7 Conclusions and Research Directions

This project examined the relationship between socioeconomic and behavioral factors and diabetes prevalence among U.S. adults using BRFSS 2023 data. The results indicated that higher BMI, older age, physical inactivity, and lower household income were associated with increased odds of diabetes. Supplementary analysis further showed that physical inactivity and several lower socioeconomic categories were associated with higher BMI, supporting the role of obesity as an upstream diabetes risk factor.

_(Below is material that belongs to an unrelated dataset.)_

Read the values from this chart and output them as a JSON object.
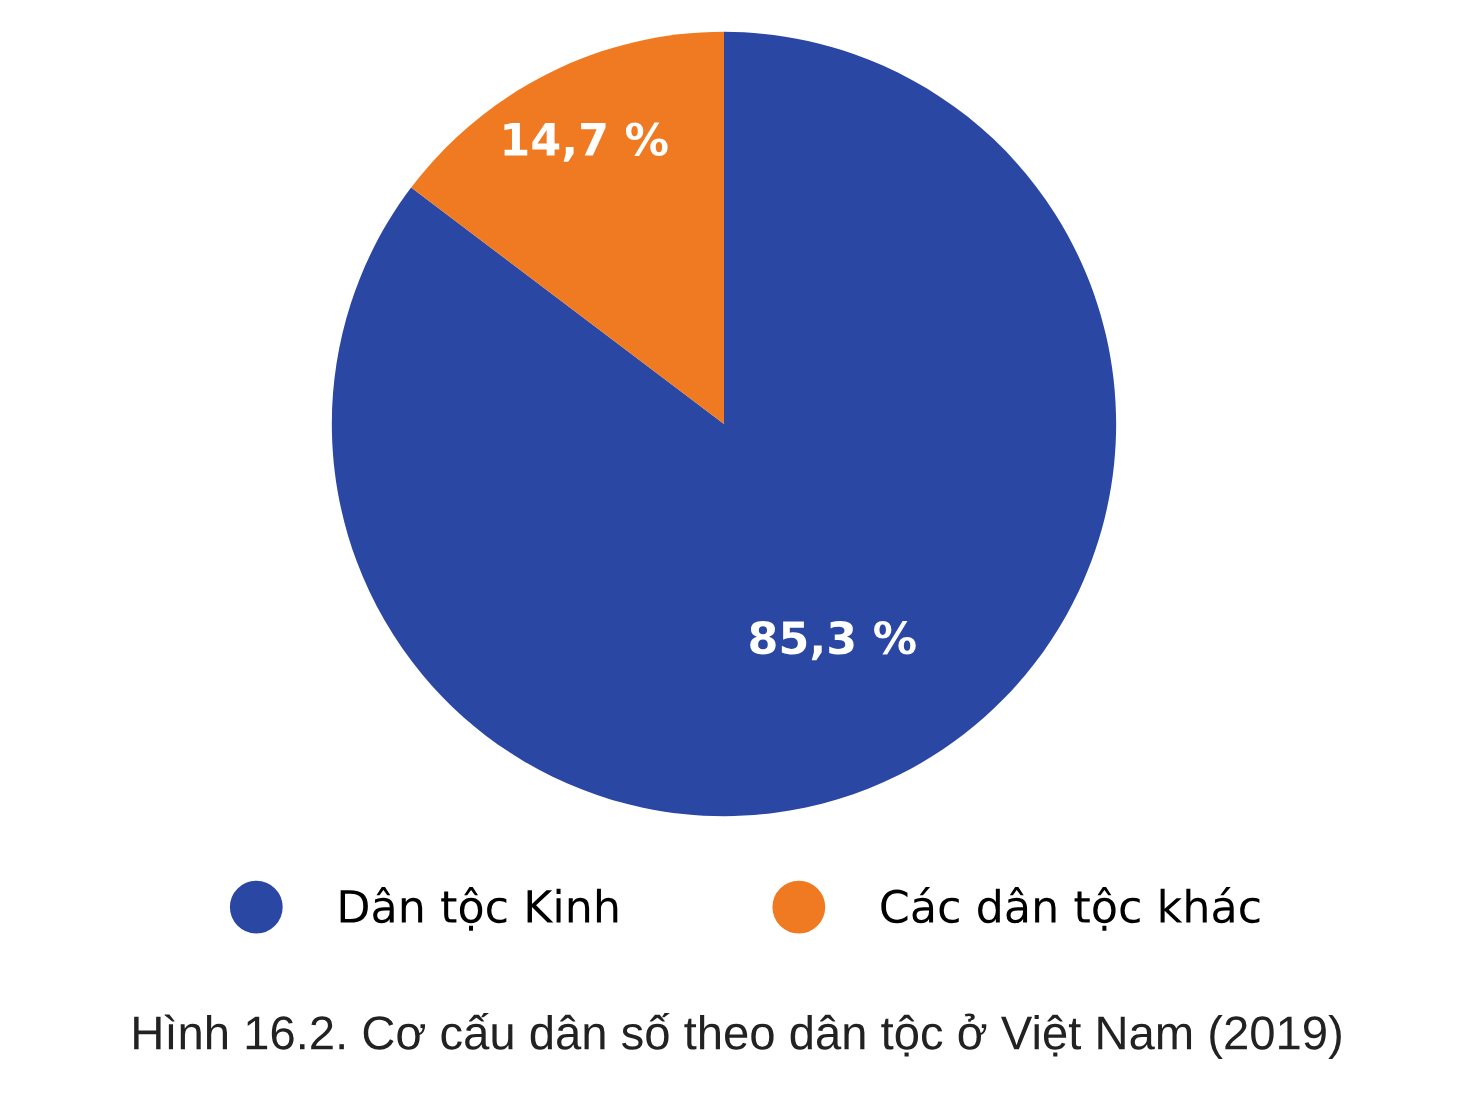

These findings are consistent with prior literature demonstrating that social determinants of health and behavioral risk factors play an important role in shaping diabetes outcomes and disparities. The results suggest that interventions focused on physical activity, obesity prevention, and support for lower-income populations may help reduce diabetes disparities. Future research could extend this work by using the full BRFSS dataset, examining additional social determinants such as geographic access to care and food environments, testing interaction effects, and comparing traditional regression approaches with machine-learning classification models.


8 Appendix

8.1 Data Sample

head(analytic_df, 10)

8.2 Additional Notes

Only the outputs referenced in the report are included. All code shown in this file reproduces the analyses presented in the main text.

8.3 Session Information


9 AI Use Statement

AI tools were used to support code refinement, editing, and organization of the written report. All data preparation, statistical analysis, interpretation of results, and final review were completed by the author.


10 References

Bewick, V., Cheek, L., & Ball, J. (2005). Statistics review 14: Logistic regression. Critical Care, 9(1), 112–118.

Centers for Disease Control and Prevention. (2023). National Diabetes Statistics Report 2023. U.S. Department of Health and Human Services.

Hill-Briggs, F., Adler, N. E., Berkowitz, S. A., Chin, M. H., Gary-Webb, T. L., Navas-Acien, A., Thornton, P. L., & Haire-Joshu, D. (2021). Social determinants of health and diabetes: A scientific review. Diabetes Care, 44(1), 258–279.

Walker, R. J., Smalls, B. L., & Egede, L. E. (2014). Social determinants of health in adults with type 2 diabetes—Contribution of mutable and immutable factors. Diabetes Research and Clinical Practice, 106(2), 193–201.